Micah 3:2
Translations
King James Version (KJV)
Who hate the good, and love the evil; who pluck off their skin from off them, and their flesh from off their bones;
American King James Version (AKJV)
Who hate the good, and love the evil; who pluck off their skin from off them, and their flesh from off their bones;
American Standard Version (ASV)
ye who hate the good, and love the evil; who pluck off their skin from off them, and their flesh from off their bones;
Basic English Translation (BBE)
You who are haters of good and lovers of evil, pulling off their skin from them and their flesh from their bones;
Webster's Revision
Who hate the good, and love the evil; who pluck off their skin from them, and their flesh from off their bones;
World English Bible
You who hate the good, and love the evil; who tear off their skin, and their flesh from off their bones;
English Revised Version (ERV)
who hate the good, and love the evil; who pluck off their skin from off them, and their flesh from off their bones;
Barnes's Micah 3:2 Bible Commentary
Who hate the good and love the evil - that is, they hate, for its own sake, that which is good, and love that which is evil. The prophet is not here speaking of their "hating good" men, or "loving evil" men, but of their hating goodness and loving wickedness . : "It is sin not to love good; what guilt to hate it! it is faulty, not to flee from evil, what ungodliness to love it!" Man, at first, loves and admires the good, even while he cloth it not; he hates the evil, even while he does it, or as soon as he has done it. But man cannot bear to he at strife with his conscience, and so he ends it, by excusing himself and telling lies to himself. And then, he hates the truth or good with a bitter hatred, because it disturbs the darkness of the false peace with which he would envelop himself. At first, men love only the pleasure connected with the evil; then they make whom they can, evil, because goodness is a reproach to them: in the end, they love evil for its own sake Romans 1:32. pagan morality too distinguished between the incontinent and the unprincipled , the man who sinned under force of temptation, and the man who had lost the sense of right and wrong John 3:20. "Everyone that doeth evil, hateth the light. Whoso longeth for things unlawful, hateth the righteousness which rebuketh and punisheth" .
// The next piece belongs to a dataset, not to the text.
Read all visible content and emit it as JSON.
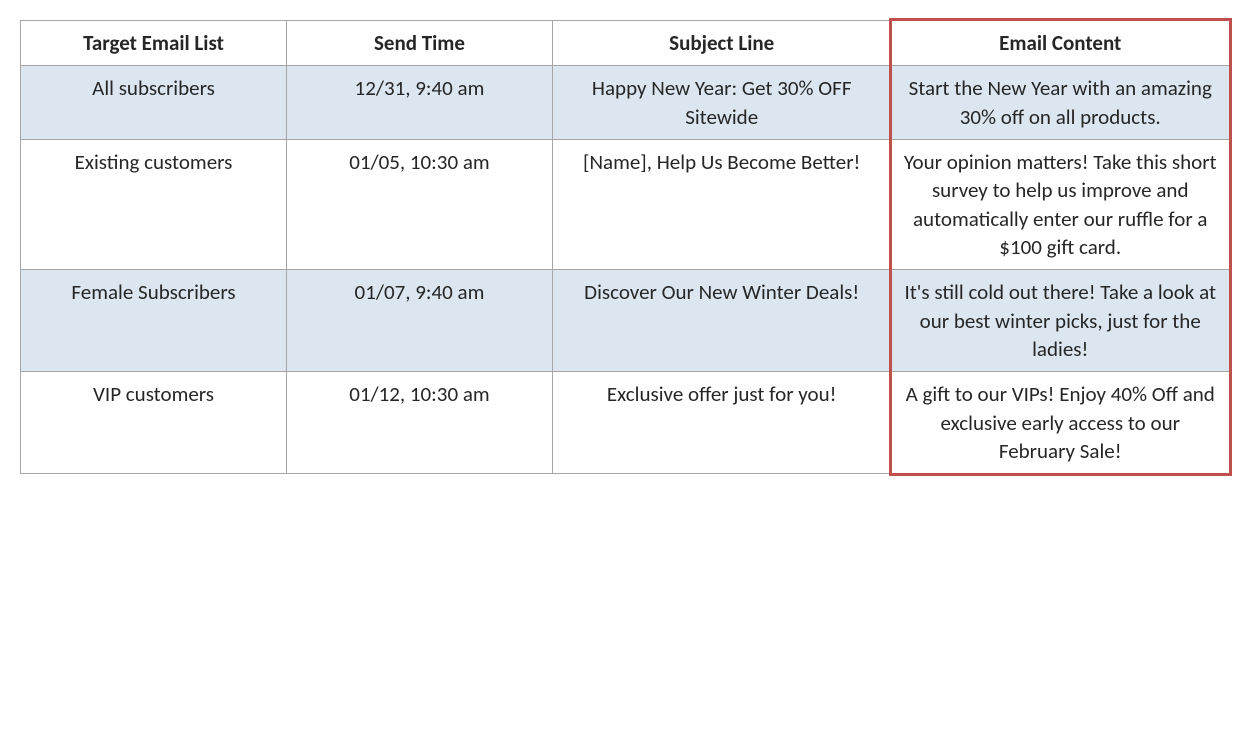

Who pluck off their skin from off them, and their flesh from off their bones - He had described the Good Shepherd; now, in contrast, he describes those who ought to be "shepherds of the people," to feed, guard, direct them, but who were their butchers; who did not shear them, but flayed them; who fed on them, not fed them. He heaps up their guilt, act by act. First they flay, that is, take away their outer goods; then they break their bones in pieces, the most solid parts, on which the whole frame of their body depends, to get at the very marrow of their life, and so feed themselves upon them. And not unlike, though still more fearfully, do they sin, who first remove the skin, as it were, or outward tender fences of God's graces; (such as is modesty, in regard to inward purity; outward demeanor, of inward virtue; outward forms, of inward devotion;) and so break the strong bones of the sterner virtues, which hold the whole soul together; and with them the whole flesh, or softer graces, becomes one shapeless mass, shred to pieces and consumed. So Ezekiel says; "Woe to the shepherds of Israel that do feed themselves; should not the shepherds feed the flock? Ye eat the fat and ye clothe you, with the wool, ye kill them that are fed, ye feed not the flock. The diseased have ye not strengthened ..." (Ezekiel 34:2-4, add Ezekiel 34:5-10).
Wesley's Micah 3:2 Bible Commentary
3:2 The good - Ye who hate not only to do good, but the good which is done, and those that do it. The evil - Chuse, and delight in, both evil works and evil workers. Who pluck it off - Ye who use the flock as cruelly as the shepherd, who instead of shearing the fleece, would pluck off the skin and flesh.